In many regional areas unions are working and organising together. This renewed activity and co-operation between unions is an important key to rebuilding unionism.
We aim to bring all unions back into one union centre. On Monday I signed an Agreement between the CTU and the other small union centre, the Trade Union Federation, which includes a process for TUF unions to come into the CTU.
That is progress but the real challenge is managing ourselves, as unions, as we move to take advantage of the new era which is opening up for us from 2 October.
Given our history, it is a big challenge. As well as the traditional rivalries between existing unions there are going to be many new factors emerging.

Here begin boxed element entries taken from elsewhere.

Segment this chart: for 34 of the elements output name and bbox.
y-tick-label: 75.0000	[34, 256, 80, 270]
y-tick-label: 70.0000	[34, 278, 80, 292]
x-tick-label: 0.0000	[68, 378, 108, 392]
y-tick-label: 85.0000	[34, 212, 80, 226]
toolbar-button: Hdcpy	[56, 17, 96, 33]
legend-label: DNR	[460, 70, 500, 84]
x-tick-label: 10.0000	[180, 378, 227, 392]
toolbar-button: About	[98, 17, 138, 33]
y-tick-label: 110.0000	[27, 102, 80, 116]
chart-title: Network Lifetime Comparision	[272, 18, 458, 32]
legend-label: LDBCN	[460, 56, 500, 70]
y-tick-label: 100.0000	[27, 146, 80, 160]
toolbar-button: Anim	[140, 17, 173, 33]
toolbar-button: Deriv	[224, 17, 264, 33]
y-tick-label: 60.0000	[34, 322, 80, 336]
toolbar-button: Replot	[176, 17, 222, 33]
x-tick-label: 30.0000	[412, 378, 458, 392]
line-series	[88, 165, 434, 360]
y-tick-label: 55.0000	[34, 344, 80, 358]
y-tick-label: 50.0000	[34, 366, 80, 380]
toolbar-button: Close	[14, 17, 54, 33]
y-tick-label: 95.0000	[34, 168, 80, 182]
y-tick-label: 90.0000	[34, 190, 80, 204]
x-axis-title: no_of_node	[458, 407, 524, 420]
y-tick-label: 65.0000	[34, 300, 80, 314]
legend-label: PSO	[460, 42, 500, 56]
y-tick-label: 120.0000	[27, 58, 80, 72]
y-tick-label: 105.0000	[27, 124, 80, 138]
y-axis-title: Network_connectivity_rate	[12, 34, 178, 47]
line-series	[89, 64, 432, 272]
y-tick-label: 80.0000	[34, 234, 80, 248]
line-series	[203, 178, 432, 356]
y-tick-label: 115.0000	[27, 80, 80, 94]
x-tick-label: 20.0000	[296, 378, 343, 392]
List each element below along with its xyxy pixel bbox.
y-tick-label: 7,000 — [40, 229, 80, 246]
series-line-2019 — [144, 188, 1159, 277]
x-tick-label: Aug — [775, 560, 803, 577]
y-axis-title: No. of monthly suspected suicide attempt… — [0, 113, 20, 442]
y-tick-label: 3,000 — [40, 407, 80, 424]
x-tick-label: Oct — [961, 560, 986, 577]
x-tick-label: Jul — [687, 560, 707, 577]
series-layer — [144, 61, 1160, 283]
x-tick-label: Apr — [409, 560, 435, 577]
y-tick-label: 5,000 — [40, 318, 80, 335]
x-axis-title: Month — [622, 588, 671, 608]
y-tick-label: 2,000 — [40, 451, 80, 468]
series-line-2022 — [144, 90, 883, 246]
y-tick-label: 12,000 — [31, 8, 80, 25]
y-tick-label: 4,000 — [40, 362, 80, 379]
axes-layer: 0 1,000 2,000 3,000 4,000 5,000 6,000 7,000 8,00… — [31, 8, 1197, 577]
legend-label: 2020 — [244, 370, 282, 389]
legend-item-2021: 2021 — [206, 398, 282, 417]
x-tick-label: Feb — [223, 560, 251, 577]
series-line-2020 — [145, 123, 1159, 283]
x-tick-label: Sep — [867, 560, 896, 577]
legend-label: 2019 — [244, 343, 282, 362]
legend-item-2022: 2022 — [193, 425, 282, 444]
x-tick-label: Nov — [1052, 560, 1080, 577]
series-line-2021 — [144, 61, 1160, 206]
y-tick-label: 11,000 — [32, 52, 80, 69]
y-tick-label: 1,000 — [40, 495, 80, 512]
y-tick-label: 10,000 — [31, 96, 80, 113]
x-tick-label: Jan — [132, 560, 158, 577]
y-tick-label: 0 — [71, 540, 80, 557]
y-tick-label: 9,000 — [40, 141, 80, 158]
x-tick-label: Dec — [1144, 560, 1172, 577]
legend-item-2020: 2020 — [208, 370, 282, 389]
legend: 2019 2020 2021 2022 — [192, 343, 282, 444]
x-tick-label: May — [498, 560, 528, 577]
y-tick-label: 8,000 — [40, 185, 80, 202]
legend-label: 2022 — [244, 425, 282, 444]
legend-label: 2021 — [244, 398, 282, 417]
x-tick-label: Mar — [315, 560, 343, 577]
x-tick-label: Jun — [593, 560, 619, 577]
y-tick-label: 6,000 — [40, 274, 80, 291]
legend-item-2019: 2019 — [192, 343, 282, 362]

For example: New unions. How to we approach them? Do we attack them or embrace them? New 'bargaining agent' type unions are emerging which will just come in to negotiate a Collective Agreement once a year or 2 years...for $1 a week. Insurance Companies are offering insurance policies to provide legal services for PGs for a $1 a week premium. Legal firms are forming 'shelf unions' for corporate clients. We need to be careful not to alienate potential union members by attacking their choice...however misguided... of a union. A better option might be to market our advantages as experienced independent unions and demonstrate in practice that we are better:
-That we create safer workplaces by organising and resourcing health and safety activity -That we are involved in crucial areas like skills development, apprenticeships, superannuation. -That we are involved in industry development and job creation. -That we provide better, more cost effective services. -That we organise and campaign at a political level for the benefit of workers and their families.
It is on this last point that I want to focus and conclude.
The right to organise is a human right guaranteed by international law.It is not just a workplace right. It is also important at a political level as a countervailing force to corporate power. The ECA era raised vital issues for NZ as a democracy.
The ECA was intended to destroy unionism in our country and if the National Party and the extreme right wing party ACT had been elected to Government last November they would have finished that task. In doing so they would have seriously weakened their political opposition and democracy in New Zealand.
Luckily the experience of the past 10 years has led New Zealanders to a greater understanding of the role of unions.
In a television phone-in survey late last year 96% of callers agreed that the decline in living standards for working people in NZ was related to the decline in union power.
So our political role is an important one and a selling point to workers. We are embarking on an active programme with the new Government.
We will need as many allies as we can to build a new unionism... a social movement unionism within which unions and other community organizations work together for common objectives.